Risks and side effects of HRT (http://www.nhs.uk/Conditions/Hormone-replacement-therapy/Pages/side-effects.aspx)

As with any medication, HRT can cause side effects. But these will usually pass within three months of starting treatment.

Common side effects include:

  • breast tenderness
  • headaches
  • nausea
  • indigestion
  • abdominal (tummy) pain
  • vaginal bleeding

Some types of HRT can also cause a small increase in your risk of certain serious problems, such as blood clots and breast cancer. The benefits of HRT are generally felt to outweigh the risks. But speak to your GP if you have any concerns about taking HRT.

Alternatives to HRT (http://www.nhs.uk/Conditions/Hormone-replacement-therapy/Pages/Alternatives.aspx)

If you’re unable to take HRT or decide not to, you may want to consider alternative ways of controlling your menopausal symptoms.

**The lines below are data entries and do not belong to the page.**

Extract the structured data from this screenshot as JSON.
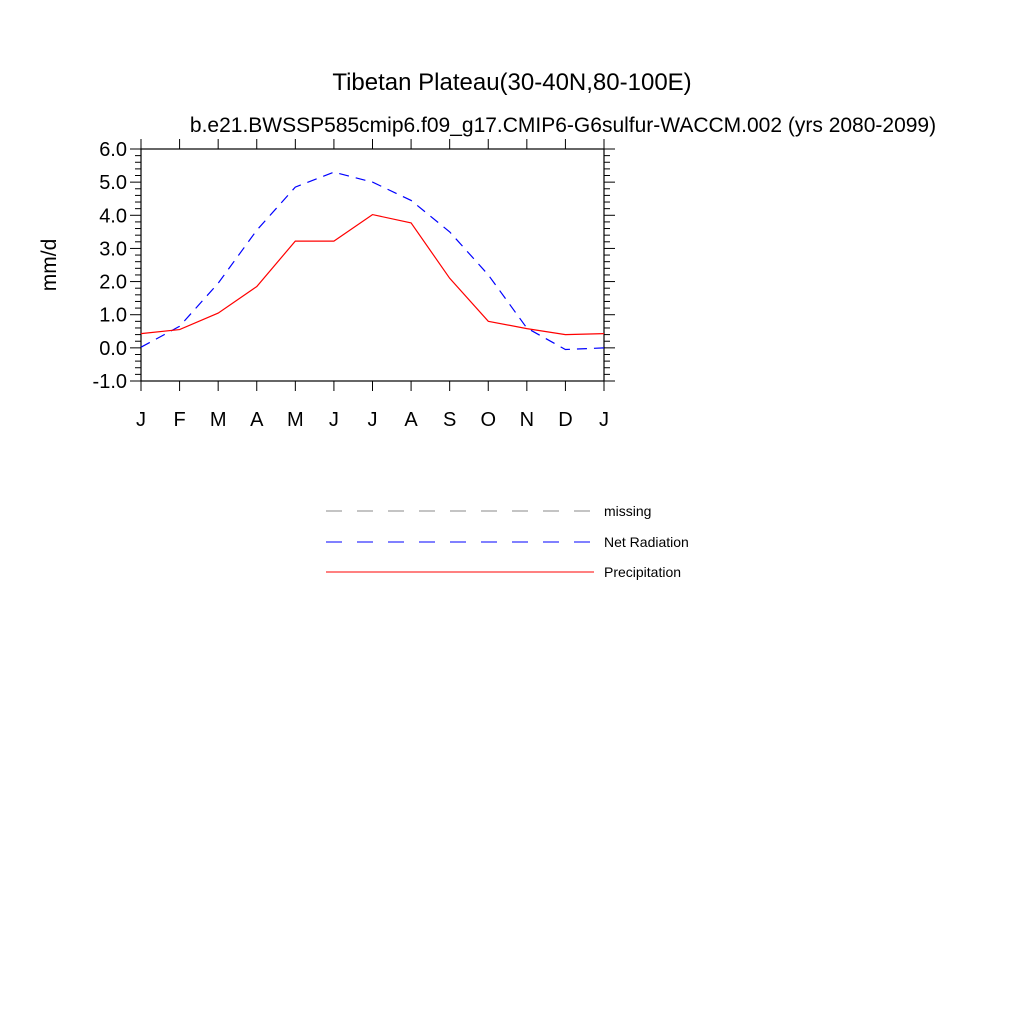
{
  "chart_data": {
    "type": "line",
    "title": "Tibetan Plateau(30-40N,80-100E)",
    "subtitle": "b.e21.BWSSP585cmip6.f09_g17.CMIP6-G6sulfur-WACCM.002 (yrs 2080-2099)",
    "xlabel": "",
    "ylabel": "mm/d",
    "categories": [
      "J",
      "F",
      "M",
      "A",
      "M",
      "J",
      "J",
      "A",
      "S",
      "O",
      "N",
      "D",
      "J"
    ],
    "ylim": [
      -1.0,
      6.0
    ],
    "yticks": [
      "-1.0",
      "0.0",
      "1.0",
      "2.0",
      "3.0",
      "4.0",
      "5.0",
      "6.0"
    ],
    "yminor_step": 0.2,
    "grid": false,
    "legend_position": "bottom",
    "series": [
      {
        "name": "Net Radiation",
        "color": "#0000ff",
        "dash": "dashed",
        "values": [
          0.02,
          0.65,
          1.95,
          3.55,
          4.85,
          5.3,
          5.0,
          4.45,
          3.5,
          2.2,
          0.6,
          -0.05,
          0.0
        ]
      },
      {
        "name": "Precipitation",
        "color": "#ff0000",
        "dash": "solid",
        "values": [
          0.43,
          0.55,
          1.05,
          1.85,
          3.22,
          3.22,
          4.02,
          3.77,
          2.1,
          0.8,
          0.58,
          0.4,
          0.43
        ]
      }
    ],
    "legend": [
      {
        "label": "missing",
        "color": "#888888",
        "dash": "dashed"
      },
      {
        "label": "Net Radiation",
        "color": "#0000ff",
        "dash": "dashed"
      },
      {
        "label": "Precipitation",
        "color": "#ff0000",
        "dash": "solid"
      }
    ]
  }
}
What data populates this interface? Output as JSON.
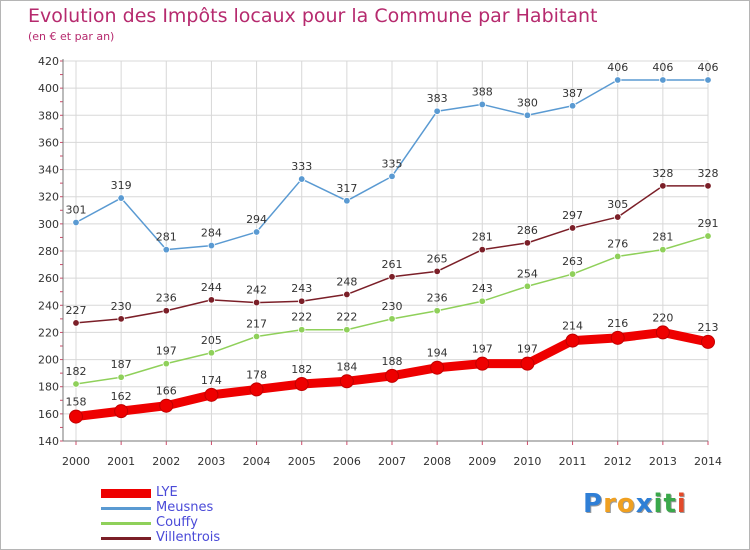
{
  "chart_data": {
    "type": "line",
    "title": "Evolution des Impôts locaux pour la Commune par Habitant",
    "subtitle": "(en € et par an)",
    "categories": [
      "2000",
      "2001",
      "2002",
      "2003",
      "2004",
      "2005",
      "2006",
      "2007",
      "2008",
      "2009",
      "2010",
      "2011",
      "2012",
      "2013",
      "2014"
    ],
    "ylim": [
      140,
      420
    ],
    "yticks": [
      140,
      160,
      180,
      200,
      220,
      240,
      260,
      280,
      300,
      320,
      340,
      360,
      380,
      400,
      420
    ],
    "grid": true,
    "legend_position": "bottom-left",
    "series": [
      {
        "name": "Meusnes",
        "color": "#5a9ad2",
        "values": [
          301,
          319,
          281,
          284,
          294,
          333,
          317,
          335,
          383,
          388,
          380,
          387,
          406,
          406,
          406
        ]
      },
      {
        "name": "Villentrois",
        "color": "#7b1f28",
        "values": [
          227,
          230,
          236,
          244,
          242,
          243,
          248,
          261,
          265,
          281,
          286,
          297,
          305,
          328,
          328
        ]
      },
      {
        "name": "Couffy",
        "color": "#8fd05a",
        "values": [
          182,
          187,
          197,
          205,
          217,
          222,
          222,
          230,
          236,
          243,
          254,
          263,
          276,
          281,
          291
        ]
      },
      {
        "name": "LYE",
        "color": "#ee0000",
        "values": [
          158,
          162,
          166,
          174,
          178,
          182,
          184,
          188,
          194,
          197,
          197,
          214,
          216,
          220,
          213
        ]
      }
    ]
  },
  "legend": {
    "items": [
      {
        "label": "LYE",
        "color": "#ee0000"
      },
      {
        "label": "Meusnes",
        "color": "#5a9ad2"
      },
      {
        "label": "Couffy",
        "color": "#8fd05a"
      },
      {
        "label": "Villentrois",
        "color": "#7b1f28"
      }
    ]
  },
  "logo": {
    "letters": [
      "P",
      "r",
      "o",
      "x",
      "i",
      "t",
      "i"
    ],
    "colors": [
      "#2f7fd6",
      "#f0a020",
      "#f0a020",
      "#2f7fd6",
      "#3aa84a",
      "#3aa84a",
      "#e34a2a"
    ]
  }
}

Alternatives to HRT include:

  • lifestyle measures – such as exercising regularly, eating a healthy diet, cutting down on coffee, alcohol and spicy foods, and stopping smoking
  • tibolone – a medication that’s similar to combined HRT (oestrogen and progestogen), but may not be as effective and is only suitable for women who had their last period more than a year ago
  • antidepressants – some antidepressants can help with hot flushes and night sweats, although they can also cause unpleasant side effects such as agitation and dizziness
  • clonidine – a non-hormonal medicine that may help reduce hot flushes and night sweats in some women, although any benefits are likely to be small
  • Several remedies (such as bioidentical hormones) are claimed to help with menopausal symptoms, but these aren’t recommended because it’s not clear how safe and effective they are.